Au Royaume-Uni, dans le cadre de l’enquête sur la légalité de la participation des troupes britanniques dans la guerre en Irak, 29 lettres de l’ex-premier ministre britannique Tony Blair à l’ancien président américain George W. Bush ont été publiées le 5 juillet. Des députés britanniques avaient déjà l’intention, en amont, de lancer des poursuites judiciaires à l’encontre de Tony Blair dans le cadre de l’enquête sur les circonstances de la participation de Londres dans l’intervention internationale en Irak en 2003.

La commission dirigée par l’ancien vice-ministre permanent des Affaires intérieures du Royaume-Uni John Chilcot, étudie la légalité des ordres sur la participation à l’invasion de l’Irak. Les dernières audiences publiques ont eu lieu en 2011, cependant, la publication des résultats a à plusieurs reprises été reportée depuis lors.
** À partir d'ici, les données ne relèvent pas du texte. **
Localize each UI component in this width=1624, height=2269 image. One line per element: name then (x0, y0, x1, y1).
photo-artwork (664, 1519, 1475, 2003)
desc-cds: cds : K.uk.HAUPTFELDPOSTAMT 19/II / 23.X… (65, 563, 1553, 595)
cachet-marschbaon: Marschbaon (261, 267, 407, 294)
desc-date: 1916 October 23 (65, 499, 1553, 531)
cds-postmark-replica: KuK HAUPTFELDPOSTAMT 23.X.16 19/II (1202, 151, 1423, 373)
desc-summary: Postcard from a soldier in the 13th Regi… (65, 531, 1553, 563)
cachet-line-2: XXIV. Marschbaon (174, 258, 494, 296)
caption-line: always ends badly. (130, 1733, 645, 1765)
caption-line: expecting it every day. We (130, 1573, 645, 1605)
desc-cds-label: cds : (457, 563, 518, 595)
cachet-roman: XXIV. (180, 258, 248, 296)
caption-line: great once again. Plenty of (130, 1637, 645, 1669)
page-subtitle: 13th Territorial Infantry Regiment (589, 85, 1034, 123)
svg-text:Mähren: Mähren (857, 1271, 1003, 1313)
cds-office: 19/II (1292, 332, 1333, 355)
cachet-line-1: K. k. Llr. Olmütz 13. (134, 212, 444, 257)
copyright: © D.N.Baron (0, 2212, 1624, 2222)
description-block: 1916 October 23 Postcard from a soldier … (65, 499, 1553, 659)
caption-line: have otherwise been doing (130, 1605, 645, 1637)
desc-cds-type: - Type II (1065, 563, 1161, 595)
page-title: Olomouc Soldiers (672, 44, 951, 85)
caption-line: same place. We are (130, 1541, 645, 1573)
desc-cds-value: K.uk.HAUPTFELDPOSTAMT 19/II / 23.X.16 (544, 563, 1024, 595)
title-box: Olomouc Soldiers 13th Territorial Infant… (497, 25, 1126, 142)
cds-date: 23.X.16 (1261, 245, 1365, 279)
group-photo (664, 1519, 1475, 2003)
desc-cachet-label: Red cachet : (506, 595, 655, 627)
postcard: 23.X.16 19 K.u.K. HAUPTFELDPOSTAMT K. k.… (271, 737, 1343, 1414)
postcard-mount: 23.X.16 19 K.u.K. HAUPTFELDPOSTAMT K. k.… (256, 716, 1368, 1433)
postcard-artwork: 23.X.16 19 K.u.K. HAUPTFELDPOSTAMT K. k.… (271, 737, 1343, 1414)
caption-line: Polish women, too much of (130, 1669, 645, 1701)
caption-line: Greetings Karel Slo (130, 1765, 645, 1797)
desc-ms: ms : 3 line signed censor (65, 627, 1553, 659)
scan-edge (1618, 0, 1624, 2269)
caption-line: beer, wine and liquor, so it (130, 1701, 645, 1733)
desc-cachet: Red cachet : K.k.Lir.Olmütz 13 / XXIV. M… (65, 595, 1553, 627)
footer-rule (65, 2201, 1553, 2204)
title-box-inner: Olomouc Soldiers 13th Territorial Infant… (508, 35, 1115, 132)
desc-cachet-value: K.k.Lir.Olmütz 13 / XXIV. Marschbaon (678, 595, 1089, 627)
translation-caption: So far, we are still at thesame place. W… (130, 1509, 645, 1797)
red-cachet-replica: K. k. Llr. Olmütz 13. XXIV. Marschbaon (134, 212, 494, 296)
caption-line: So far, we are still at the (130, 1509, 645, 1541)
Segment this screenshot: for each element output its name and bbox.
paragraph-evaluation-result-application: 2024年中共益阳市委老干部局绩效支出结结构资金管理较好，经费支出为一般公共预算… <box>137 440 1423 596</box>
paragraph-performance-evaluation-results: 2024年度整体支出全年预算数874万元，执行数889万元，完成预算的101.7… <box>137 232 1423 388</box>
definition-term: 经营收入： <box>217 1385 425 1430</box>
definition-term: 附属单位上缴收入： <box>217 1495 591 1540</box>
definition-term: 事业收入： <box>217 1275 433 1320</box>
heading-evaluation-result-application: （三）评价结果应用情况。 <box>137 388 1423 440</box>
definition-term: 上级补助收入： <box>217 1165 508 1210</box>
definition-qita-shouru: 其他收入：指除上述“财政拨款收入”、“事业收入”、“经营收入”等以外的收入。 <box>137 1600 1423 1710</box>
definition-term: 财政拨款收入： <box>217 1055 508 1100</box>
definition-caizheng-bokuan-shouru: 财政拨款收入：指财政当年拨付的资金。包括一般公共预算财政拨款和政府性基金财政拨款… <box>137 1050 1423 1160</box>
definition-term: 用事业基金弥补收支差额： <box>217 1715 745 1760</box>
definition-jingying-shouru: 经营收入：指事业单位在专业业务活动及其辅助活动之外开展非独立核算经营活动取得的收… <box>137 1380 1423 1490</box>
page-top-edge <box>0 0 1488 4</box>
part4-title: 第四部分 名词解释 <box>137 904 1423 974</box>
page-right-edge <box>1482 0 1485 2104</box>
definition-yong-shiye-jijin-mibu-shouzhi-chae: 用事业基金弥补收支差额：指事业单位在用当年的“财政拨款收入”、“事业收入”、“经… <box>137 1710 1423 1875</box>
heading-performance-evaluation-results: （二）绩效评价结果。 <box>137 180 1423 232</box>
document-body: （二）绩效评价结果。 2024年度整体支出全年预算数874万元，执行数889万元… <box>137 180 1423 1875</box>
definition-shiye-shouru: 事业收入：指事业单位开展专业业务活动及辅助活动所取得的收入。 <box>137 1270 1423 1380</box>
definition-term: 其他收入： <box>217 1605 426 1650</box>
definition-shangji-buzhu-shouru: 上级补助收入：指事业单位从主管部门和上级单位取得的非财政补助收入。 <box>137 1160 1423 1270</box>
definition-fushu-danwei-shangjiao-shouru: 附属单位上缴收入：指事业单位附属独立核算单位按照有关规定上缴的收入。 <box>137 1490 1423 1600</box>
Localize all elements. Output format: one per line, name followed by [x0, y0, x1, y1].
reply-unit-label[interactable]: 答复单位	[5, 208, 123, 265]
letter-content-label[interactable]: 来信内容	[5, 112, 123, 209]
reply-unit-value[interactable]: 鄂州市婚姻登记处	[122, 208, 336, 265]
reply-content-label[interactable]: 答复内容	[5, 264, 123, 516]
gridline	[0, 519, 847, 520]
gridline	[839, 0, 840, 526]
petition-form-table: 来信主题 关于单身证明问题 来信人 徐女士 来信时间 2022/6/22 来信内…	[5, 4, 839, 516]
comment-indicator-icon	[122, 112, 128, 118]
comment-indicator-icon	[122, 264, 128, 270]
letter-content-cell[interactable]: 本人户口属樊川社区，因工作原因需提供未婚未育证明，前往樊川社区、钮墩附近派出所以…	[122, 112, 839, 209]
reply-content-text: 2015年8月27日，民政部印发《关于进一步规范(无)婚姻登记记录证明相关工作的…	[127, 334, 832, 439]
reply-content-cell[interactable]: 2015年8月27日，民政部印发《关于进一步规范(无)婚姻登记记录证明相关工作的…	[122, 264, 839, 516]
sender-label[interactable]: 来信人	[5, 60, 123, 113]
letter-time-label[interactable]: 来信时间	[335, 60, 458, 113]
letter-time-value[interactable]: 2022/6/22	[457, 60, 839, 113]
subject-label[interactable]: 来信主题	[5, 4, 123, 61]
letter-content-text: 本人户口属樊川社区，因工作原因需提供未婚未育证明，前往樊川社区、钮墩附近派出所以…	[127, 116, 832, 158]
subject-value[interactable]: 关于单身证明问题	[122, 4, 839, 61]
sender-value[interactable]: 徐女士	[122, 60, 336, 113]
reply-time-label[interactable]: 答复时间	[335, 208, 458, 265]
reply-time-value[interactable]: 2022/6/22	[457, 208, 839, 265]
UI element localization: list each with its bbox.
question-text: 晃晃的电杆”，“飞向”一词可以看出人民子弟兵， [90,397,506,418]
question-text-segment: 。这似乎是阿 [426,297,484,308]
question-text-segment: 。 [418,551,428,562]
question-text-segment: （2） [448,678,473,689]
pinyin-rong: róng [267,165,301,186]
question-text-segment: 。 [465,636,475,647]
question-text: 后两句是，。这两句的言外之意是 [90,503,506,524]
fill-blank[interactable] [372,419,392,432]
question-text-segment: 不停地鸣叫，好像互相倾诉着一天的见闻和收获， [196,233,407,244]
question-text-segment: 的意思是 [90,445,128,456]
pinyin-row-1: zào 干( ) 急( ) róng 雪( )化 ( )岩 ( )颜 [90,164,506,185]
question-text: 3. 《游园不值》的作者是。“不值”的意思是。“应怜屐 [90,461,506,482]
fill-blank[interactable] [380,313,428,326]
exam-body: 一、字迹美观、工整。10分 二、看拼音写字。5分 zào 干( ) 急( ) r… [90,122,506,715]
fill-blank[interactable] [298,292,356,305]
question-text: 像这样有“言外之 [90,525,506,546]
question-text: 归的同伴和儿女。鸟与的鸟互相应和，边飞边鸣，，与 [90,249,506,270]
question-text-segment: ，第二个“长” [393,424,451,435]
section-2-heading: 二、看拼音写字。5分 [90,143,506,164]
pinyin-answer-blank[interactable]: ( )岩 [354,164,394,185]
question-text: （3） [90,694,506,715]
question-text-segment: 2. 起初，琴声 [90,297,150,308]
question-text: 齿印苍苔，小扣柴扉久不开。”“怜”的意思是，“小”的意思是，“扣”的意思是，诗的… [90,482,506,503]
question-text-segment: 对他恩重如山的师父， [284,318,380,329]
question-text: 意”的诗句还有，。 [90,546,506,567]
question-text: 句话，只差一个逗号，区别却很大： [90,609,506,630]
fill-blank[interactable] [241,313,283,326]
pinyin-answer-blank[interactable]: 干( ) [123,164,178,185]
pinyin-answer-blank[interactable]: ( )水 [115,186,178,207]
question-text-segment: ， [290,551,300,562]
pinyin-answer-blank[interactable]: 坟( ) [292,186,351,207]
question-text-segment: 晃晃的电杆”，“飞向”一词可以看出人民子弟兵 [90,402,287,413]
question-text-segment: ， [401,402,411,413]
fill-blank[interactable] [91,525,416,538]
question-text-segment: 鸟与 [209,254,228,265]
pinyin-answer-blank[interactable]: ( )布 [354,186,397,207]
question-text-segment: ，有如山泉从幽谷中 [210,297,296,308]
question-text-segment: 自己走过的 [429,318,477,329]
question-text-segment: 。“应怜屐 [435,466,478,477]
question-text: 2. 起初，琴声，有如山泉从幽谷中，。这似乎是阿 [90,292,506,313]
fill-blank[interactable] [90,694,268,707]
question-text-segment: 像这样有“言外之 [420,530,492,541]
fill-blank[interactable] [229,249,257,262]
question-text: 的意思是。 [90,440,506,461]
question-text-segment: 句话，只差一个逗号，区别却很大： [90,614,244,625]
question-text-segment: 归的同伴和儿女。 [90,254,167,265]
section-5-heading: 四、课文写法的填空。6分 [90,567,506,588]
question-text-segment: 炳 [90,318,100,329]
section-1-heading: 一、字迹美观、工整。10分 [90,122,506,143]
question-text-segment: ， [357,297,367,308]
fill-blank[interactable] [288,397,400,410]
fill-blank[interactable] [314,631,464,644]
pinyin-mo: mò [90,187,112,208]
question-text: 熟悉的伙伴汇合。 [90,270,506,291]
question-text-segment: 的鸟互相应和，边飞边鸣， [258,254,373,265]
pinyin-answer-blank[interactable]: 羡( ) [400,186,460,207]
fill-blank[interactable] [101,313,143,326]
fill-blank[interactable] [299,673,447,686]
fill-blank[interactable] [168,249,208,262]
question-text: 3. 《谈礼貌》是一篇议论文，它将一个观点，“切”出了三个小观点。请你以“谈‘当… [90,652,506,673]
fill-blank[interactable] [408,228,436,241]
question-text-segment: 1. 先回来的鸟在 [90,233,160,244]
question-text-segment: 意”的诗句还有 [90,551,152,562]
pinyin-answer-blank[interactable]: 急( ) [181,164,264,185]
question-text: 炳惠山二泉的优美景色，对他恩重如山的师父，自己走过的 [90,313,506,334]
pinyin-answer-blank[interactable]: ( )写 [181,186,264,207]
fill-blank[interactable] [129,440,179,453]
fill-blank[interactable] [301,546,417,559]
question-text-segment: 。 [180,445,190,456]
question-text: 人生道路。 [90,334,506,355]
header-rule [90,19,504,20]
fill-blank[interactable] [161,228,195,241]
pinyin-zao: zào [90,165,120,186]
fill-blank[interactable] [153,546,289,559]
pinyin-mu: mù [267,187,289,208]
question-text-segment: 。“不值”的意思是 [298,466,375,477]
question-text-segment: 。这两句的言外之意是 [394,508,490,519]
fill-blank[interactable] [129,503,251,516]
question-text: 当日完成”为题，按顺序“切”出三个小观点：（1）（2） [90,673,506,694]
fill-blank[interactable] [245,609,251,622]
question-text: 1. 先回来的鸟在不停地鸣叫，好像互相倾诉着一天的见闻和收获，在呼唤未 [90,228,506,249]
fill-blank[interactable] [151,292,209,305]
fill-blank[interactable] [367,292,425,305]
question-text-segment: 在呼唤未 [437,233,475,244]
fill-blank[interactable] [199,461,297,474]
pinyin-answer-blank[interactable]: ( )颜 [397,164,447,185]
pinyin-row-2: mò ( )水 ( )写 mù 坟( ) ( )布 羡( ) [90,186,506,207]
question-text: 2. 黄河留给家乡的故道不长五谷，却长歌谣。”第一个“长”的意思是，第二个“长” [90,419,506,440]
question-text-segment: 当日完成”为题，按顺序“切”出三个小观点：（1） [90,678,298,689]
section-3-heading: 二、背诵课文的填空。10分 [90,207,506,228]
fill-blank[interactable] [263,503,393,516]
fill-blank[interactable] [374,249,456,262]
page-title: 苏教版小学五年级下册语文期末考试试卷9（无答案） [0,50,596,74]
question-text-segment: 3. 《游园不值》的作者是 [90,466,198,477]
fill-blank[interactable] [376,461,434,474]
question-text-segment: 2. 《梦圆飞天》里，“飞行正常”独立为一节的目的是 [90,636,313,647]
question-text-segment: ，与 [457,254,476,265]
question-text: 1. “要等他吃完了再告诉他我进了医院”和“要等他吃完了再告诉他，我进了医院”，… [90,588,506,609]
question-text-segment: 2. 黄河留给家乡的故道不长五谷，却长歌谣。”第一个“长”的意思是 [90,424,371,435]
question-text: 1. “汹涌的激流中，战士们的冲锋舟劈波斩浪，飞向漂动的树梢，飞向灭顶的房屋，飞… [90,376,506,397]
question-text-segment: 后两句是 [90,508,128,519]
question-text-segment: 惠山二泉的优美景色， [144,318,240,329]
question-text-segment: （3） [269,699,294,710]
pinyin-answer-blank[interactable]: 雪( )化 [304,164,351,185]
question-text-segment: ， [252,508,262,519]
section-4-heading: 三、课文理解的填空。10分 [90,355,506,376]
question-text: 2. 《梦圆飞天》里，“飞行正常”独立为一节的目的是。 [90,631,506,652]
TONY BLAIR RECONNAÎT QUE L’INVASION DE L’IRAK A ENFANTE DEACH

L’ex-premier ministre britannique s’est en outre excusé pour les erreurs commises lors de cette guerre. L’intervention des forces armées des Etats-Unis et de leurs alliés en 2003 est une des causes principales de l’émergence de l’Etat islamique, a reconnu l’ex-premier ministre britannique Tony Blair . « Je crois qu’il y a une partie de vérité dans cela. Sans aucun doute, vous ne pouvez pas dire que ceux qui ont renversé Saddam Hussein en 2003 ne sont pas responsables de la situation en 2015« , a-t-il fait savoir en répondant à la question d’un journaliste lui demandant si l’intervention US en Irak était « la cause principale » de l’émergence du groupe extrémiste. Dans le même temps, Tony Blair s’est excusé pour les erreurs commises dans cette guerre. « Je demande pardon pour les fausses informations des services de renseignement. Je demande aussi pardon pour certaines erreurs commises lors de la planification et les erreurs concernant les conséquences possibles du changement du régime », a-t-il souligné.

Il est à noter qu’une des raisons de la démission de Tony Blair en 2007 a été la chute de sa cote de popularité, une des causes étant le mécontentement des Britanniques en raison de la participation du pays à la guerre en Irak. La coalition occidentale a déclenché la guerre en Irak en alléguant la possession d’armes de destruction massive par le président irakien de l’époque Saddam Hussein, selon les services de renseignement occidentaux. Or, il s’est avéré par la suite que l’Irak ne détenait pas de telles armes, ce qui a contribué à la propagation de l’idée selon laquelle Tony Blair et George Bush avaient avancé de faux arguments afin de justifier l’intervention militaire en Irak.